Mulling over that terrifying thought, I withstood the urge to ask any more questions that might lead to answers I most certainly did not want to know. After all, it seemed like I was stuck here anyway, so I might as well be fu*ked blindly without fearing it.

We finally arrived in the human district of the dungeon. It looked vaguely like a medieval village, except that it was underground and built from stone and fungus instead of wood and thatch. Some nostalgic soul had even set up some bioluminescent street lights, probably hoping that seeing with light again would bring back a little of their slowly draining humanity.

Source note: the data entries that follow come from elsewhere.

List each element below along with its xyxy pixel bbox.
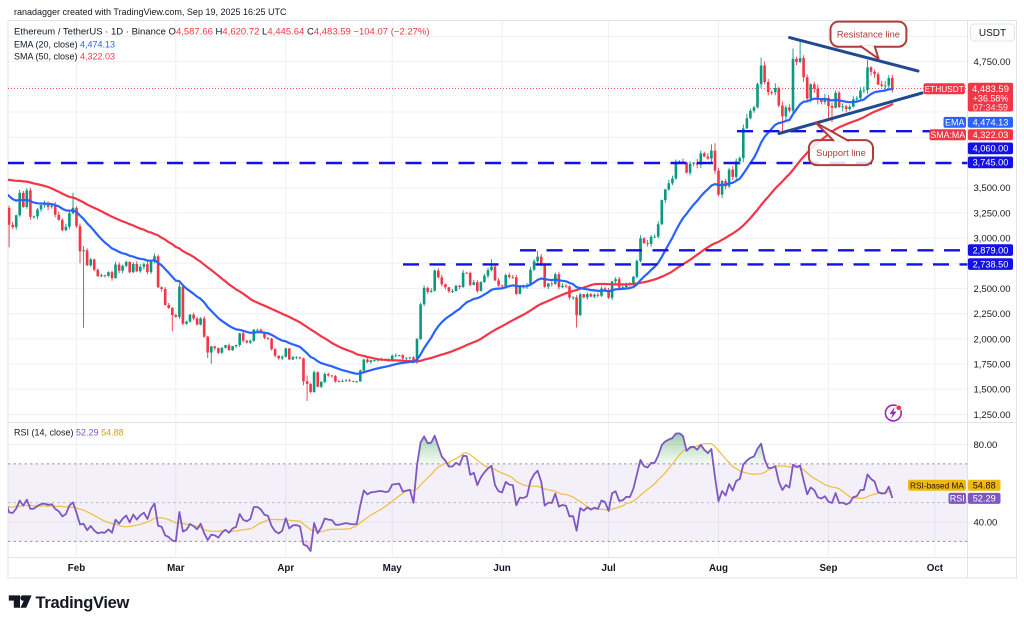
svg-text:80.00: 80.00 — [974, 440, 998, 451]
svg-text:Oct: Oct — [927, 563, 944, 574]
svg-text:4,322.03: 4,322.03 — [973, 130, 1009, 140]
svg-text:Apr: Apr — [277, 563, 294, 574]
svg-text:4,483.59: 4,483.59 — [972, 84, 1009, 95]
svg-text:3,000.00: 3,000.00 — [974, 234, 1011, 245]
svg-text:4,750.00: 4,750.00 — [974, 57, 1011, 68]
svg-text:Aug: Aug — [709, 563, 728, 574]
svg-text:1,750.00: 1,750.00 — [974, 360, 1011, 371]
svg-text:1,250.00: 1,250.00 — [974, 410, 1011, 421]
svg-text:2,000.00: 2,000.00 — [974, 334, 1011, 345]
svg-text:RSI: RSI — [950, 494, 965, 504]
svg-text:3,250.00: 3,250.00 — [974, 208, 1011, 219]
svg-text:Feb: Feb — [68, 563, 85, 574]
svg-text:Sep: Sep — [820, 563, 838, 574]
svg-text:EMA (20, close) 4,474.13: EMA (20, close) 4,474.13 — [14, 39, 115, 49]
svg-text:TradingView: TradingView — [36, 594, 130, 612]
svg-text:ranadagger created with Tradin: ranadagger created with TradingView.com,… — [14, 7, 287, 17]
svg-text:54.88: 54.88 — [973, 481, 996, 491]
svg-text:07:34:59: 07:34:59 — [973, 102, 1008, 112]
svg-text:2,250.00: 2,250.00 — [974, 309, 1011, 320]
svg-text:USDT: USDT — [979, 28, 1006, 39]
svg-text:1,500.00: 1,500.00 — [974, 385, 1011, 396]
svg-text:Jul: Jul — [602, 563, 616, 574]
svg-text:SMA (50, close) 4,322.03: SMA (50, close) 4,322.03 — [14, 52, 115, 62]
svg-text:2,738.50: 2,738.50 — [973, 259, 1009, 269]
svg-text:52.29: 52.29 — [973, 494, 996, 504]
svg-text:RSI (14, close) 52.29 54.88: RSI (14, close) 52.29 54.88 — [14, 428, 124, 438]
svg-text:3,745.00: 3,745.00 — [973, 158, 1009, 168]
svg-text:4,060.00: 4,060.00 — [973, 144, 1009, 154]
svg-text:2,879.00: 2,879.00 — [973, 245, 1009, 255]
svg-text:EMA: EMA — [945, 118, 965, 128]
svg-text:Mar: Mar — [167, 563, 185, 574]
svg-text:Jun: Jun — [493, 563, 510, 574]
svg-text:3,500.00: 3,500.00 — [974, 183, 1011, 194]
svg-text:40.00: 40.00 — [974, 517, 998, 528]
svg-text:4,474.13: 4,474.13 — [973, 118, 1009, 128]
svg-text:Resistance line: Resistance line — [837, 29, 900, 39]
svg-text:Ethereum / TetherUS · 1D · Bin: Ethereum / TetherUS · 1D · Binance O4,58… — [14, 27, 430, 38]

Bob looked at me. “Bob the Human has some queer tastes that make it feel that it is approaching becoming Individual. While I don’t know what the Main Dungeon thinks of that, I don’t believe it a bit.”

“What is Individual? And why would Bob the Human want to have that?”

Bob pursed his lips. “Nevermind. I’m just saying that it’s probably all an act.”

I shrugged. Maybe all the avatars aren’t as in concert as I had thought.

Navigating the streets, we were ignored by the milling humans; it seemed Orcs were a rather common sight here, which wasn’t too surprising given that I’d seen many different races working together outside the settlements.

Bob joined a crowd of humans traveling toward what appeared to be the center of the town. He yelled over the humans talking around him, “Clayton! We’re going toward the city district at the center. The human settlements are among the most organized out of the districts within the dungeon.”

I nodded my head, watching the crowds of humans. While they wore mostly simpler clothes, they reminded me of home. Bob grabbed my shirt, pulling me back. “Where do you think you’re going? We’re here.” Snapped out of my reverie, I looked at the three-story stone building, a bit of smoke rising from a chimney. Propping open the door with one massive hand, Bob ushered me in, letting the door slam on a disgruntled male who had followed us.